Like Dorsey, Coinbase CEO Brian Armstrong said at Davos in January that he expects Bitcoin to flip gold’s $18 trillion global market cap and go to a million dollars per BTC, then beyond to “multiple millions.”
“The US has reserves in many assets—gold, oil, and various rare minerals,” Armstrong says. “I believe the world is moving toward a Bitcoin standard for money.”
6. BlackRock
BlackRock is the world’s largest asset manager, with over $11 trillion in assets under management.

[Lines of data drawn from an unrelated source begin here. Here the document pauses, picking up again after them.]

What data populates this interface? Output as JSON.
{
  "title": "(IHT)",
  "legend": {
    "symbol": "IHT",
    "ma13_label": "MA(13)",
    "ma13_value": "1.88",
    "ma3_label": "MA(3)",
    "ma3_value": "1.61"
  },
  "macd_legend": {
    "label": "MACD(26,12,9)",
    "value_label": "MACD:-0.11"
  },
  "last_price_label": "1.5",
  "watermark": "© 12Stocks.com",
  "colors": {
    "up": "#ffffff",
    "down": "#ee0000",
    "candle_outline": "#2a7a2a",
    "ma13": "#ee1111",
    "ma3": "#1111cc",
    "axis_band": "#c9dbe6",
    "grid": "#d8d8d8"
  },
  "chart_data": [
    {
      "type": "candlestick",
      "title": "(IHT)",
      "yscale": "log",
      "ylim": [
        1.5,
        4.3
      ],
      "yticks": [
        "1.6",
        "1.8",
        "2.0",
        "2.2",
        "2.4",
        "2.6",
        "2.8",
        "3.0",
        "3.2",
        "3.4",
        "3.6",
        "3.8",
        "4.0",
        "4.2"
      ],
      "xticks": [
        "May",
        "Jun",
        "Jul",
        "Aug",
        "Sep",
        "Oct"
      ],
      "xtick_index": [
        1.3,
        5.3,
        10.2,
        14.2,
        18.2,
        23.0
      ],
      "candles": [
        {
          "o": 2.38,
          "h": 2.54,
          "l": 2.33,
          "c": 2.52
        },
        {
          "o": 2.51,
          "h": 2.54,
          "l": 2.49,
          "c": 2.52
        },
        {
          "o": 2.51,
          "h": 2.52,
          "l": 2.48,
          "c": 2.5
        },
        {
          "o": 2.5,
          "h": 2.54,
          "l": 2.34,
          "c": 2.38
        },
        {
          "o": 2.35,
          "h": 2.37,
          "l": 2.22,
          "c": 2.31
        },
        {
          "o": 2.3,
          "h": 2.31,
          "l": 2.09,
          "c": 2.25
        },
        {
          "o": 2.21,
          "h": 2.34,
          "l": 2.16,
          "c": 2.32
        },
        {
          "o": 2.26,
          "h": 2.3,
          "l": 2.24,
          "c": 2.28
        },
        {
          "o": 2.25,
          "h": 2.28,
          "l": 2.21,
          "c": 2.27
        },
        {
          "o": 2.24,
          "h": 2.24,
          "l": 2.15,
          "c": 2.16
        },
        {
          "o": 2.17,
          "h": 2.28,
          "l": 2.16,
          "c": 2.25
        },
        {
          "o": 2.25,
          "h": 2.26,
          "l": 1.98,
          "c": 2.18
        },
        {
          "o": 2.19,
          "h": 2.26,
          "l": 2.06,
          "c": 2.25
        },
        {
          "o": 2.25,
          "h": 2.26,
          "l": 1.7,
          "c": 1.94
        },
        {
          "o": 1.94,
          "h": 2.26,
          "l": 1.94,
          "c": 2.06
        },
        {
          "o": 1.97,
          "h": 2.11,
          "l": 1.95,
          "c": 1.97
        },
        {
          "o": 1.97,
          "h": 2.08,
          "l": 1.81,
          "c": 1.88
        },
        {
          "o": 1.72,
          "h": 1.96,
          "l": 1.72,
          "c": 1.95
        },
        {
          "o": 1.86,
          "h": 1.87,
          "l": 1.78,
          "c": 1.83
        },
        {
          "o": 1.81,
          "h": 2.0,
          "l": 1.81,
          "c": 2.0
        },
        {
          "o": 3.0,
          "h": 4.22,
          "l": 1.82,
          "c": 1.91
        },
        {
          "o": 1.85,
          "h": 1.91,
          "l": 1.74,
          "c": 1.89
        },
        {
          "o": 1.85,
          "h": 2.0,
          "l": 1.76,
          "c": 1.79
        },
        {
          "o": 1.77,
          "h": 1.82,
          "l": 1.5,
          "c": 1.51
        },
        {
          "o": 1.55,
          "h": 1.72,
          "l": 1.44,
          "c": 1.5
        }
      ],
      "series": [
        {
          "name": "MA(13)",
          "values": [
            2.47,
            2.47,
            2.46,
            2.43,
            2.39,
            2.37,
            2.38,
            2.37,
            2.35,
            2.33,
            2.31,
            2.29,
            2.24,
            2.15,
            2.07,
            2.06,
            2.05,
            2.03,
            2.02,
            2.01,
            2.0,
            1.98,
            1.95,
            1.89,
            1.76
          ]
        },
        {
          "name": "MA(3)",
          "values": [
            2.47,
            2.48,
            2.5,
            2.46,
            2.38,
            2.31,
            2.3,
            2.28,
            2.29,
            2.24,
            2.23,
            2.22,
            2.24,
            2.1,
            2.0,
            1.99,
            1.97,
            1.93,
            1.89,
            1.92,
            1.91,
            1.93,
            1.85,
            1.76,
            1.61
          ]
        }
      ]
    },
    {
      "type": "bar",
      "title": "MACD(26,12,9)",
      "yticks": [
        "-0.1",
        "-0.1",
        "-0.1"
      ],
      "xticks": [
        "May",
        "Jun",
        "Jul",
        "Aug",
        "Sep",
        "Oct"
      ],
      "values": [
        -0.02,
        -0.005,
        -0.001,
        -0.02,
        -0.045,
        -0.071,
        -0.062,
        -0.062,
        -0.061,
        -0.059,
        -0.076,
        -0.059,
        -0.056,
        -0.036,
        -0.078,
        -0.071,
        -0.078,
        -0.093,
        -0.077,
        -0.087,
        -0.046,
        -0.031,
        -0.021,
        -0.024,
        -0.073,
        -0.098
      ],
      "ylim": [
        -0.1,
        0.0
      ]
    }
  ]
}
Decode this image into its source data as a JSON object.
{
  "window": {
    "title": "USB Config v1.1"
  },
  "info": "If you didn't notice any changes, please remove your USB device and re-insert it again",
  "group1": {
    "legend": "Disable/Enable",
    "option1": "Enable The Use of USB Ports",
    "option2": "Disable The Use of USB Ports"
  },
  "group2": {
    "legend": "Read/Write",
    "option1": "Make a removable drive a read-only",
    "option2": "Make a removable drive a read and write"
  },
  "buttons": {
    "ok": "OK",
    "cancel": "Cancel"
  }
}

Under the leadership of its CEO Larry Fink, the behemoth New York City investment manager has made one of the biggest plays for Bitcoin so far.
It’s right up there with MicroStrategy (half a million BTC) and the wildest ambitions of Sen. Cynthia Lummis (R-WY) for the US government (a million BTC).
After becoming one of a dozen BTC ETF issuers last year, BlackRock owns over half a million BTC for its iShares Bitcoin Trust (IBIT), according to Bitcoin treasuries data maintained by Bitbo.
Fink predicted in January that Bitcoin’s price could soon go up to $700,000 if markets must hedge against more currency debasement and economic uncertainty.
7. Ark Invest
Ark Invest, the tech-focused St. Petersburg, Florida-based hedge fund led by Cathie Wood, anticipates Bitcoin prices to reach $1.5 million by 2030. It’s a forecast Wood has stood by for months now.
She said in February that she thinks the consolidation phase Bitcoin markets are in at the moment is “extremely healthy” for the asset. After the sellers shake out of the market, its next leg up will be “unleashed.”
Speaking to attendees of the Cboe Global Markets 2025 Bitcoin Outlook webinar, Wood said, “We would not want the market to continue straight up to the right without looking back. We want a wall of worry.”